IN SINTESI: In questi ultimi giorni dell’estate 2026 Gianni Rodari è diventato protagonista di un singolare scontro diplomatico e politico tra Italia e Russia.

Cosa è successo negli ultimi giorni

La polemica è nata a seguito della nomina dell’ex ministro e viceseministro digitale ucraino Mykhailo Fedorov a consulente del Ministero della Difesa italiano.

  • La provocazione di Mosca: La portavoce del Ministero degli Esteri russo, Maria Zakharova, ha attaccato la scelta italiana dichiarando sarcasticamente: «Se Gianni Rodari fosse vivo, scriverebbe una favola satirica su questo…», liquidando la collaborazione strategica come una situazione surreale degna delle storie per bambini dello scrittore italiano.
  • La risposta di Roma: Il ministro della Difesa Guido Crosetto ha replicato fermamente che le decisioni sovrane dell’Italia non si stabiliscono al Cremlino, aggiungendo che se la portavoce russa ha letto Rodari, «probabilmente non ne ha capito l’insegnamento».

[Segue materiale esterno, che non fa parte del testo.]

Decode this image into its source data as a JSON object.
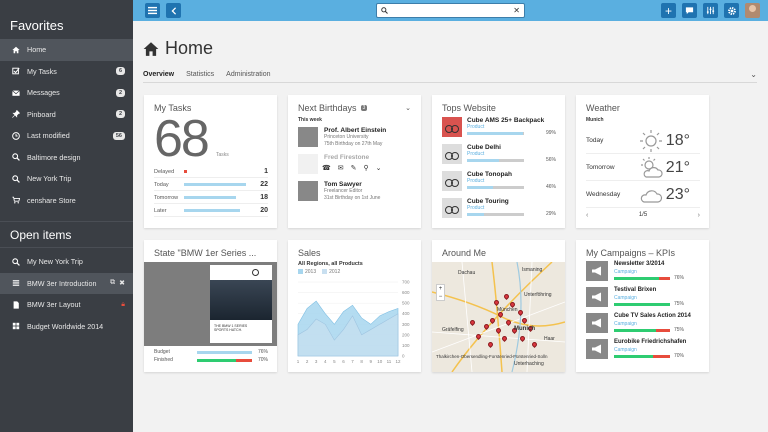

Il botta e risposta ha riacceso l’attenzione su quanto la figura di Rodari sia viva nella cultura pop e nella memoria collettiva russa.

Perché Gianni Rodari è così conosciuto e amato in Russia

L’enorme popolarità di Gianni Rodari nei Paesi dell’ex Unione Sovietica ha radici storiche, ideologiche e culturali molto profonde:

1. L’affinità ideologica e l’impegno politico

Rodari è stato un militante e giornalista comunista (ha lavorato per l’Unità e fondato il giornalino Pioniere). Negli anni ’50 e ’60, l’Unione Sovietica promuoveva e traduceva ampiamente gli autori occidentali vicini al PCI. Rodari rispondeva perfettamente ai criteri culturali sovietici, proponendo storie che criticavano l’avidità, le ingiustizie sociali e la prepotenza dei potenti.

2. Il successo travolgente di Cipollino (Приключения Чиполлино)

Il suo romanzo del 1951, Le avventure di Cipollino, divenne un vero e proprio fenomeno di massa in URSS. La storia del giovane cipollotto che combatte contro l’oppressione del tirannico Principe Limone e del Cavaliere Pomodoro offriva:

  • Una metafora di lotta di classe accessibile e godibile per i bambini.
  • Un adattamento cult: nel 1961 la Soyuzmultfilm ne trattò un famoso cartone animato, seguito nel 1973 da un film live-action e persino da un celebre balletto al Teatro Bol’šoj con musiche di Karen Chačaturjan.

3. Presenza nei programmi scolastici e nella vita quotidiana

I libri di Rodari sono stati tradotti in decine di milioni di copie in tutte le repubbliche sovietiche. Intere generazioni di bambini (inclusa la classe dirigente russa attuale) sono cresciute leggendo le sue fiabe a scuola o ascoltandone gli audiolibri. In Russia, Cipollino è considerato quasi un eroe nazionale al pari dei personaggi del folklore locale.

4. I suoi frequenti viaggi in URSS

Rodari visitò più volte l’Unione Sovietica, frequentando scuole, pionieri e teatri, ed era trattato come una vera celebrità.
È proprio grazie a questo profondo legame culturale che la diplomazia russa usa Rodari come riferimento citazionale immediato, sapendo che qualsiasi cittadino russo comprende al volo la metafora.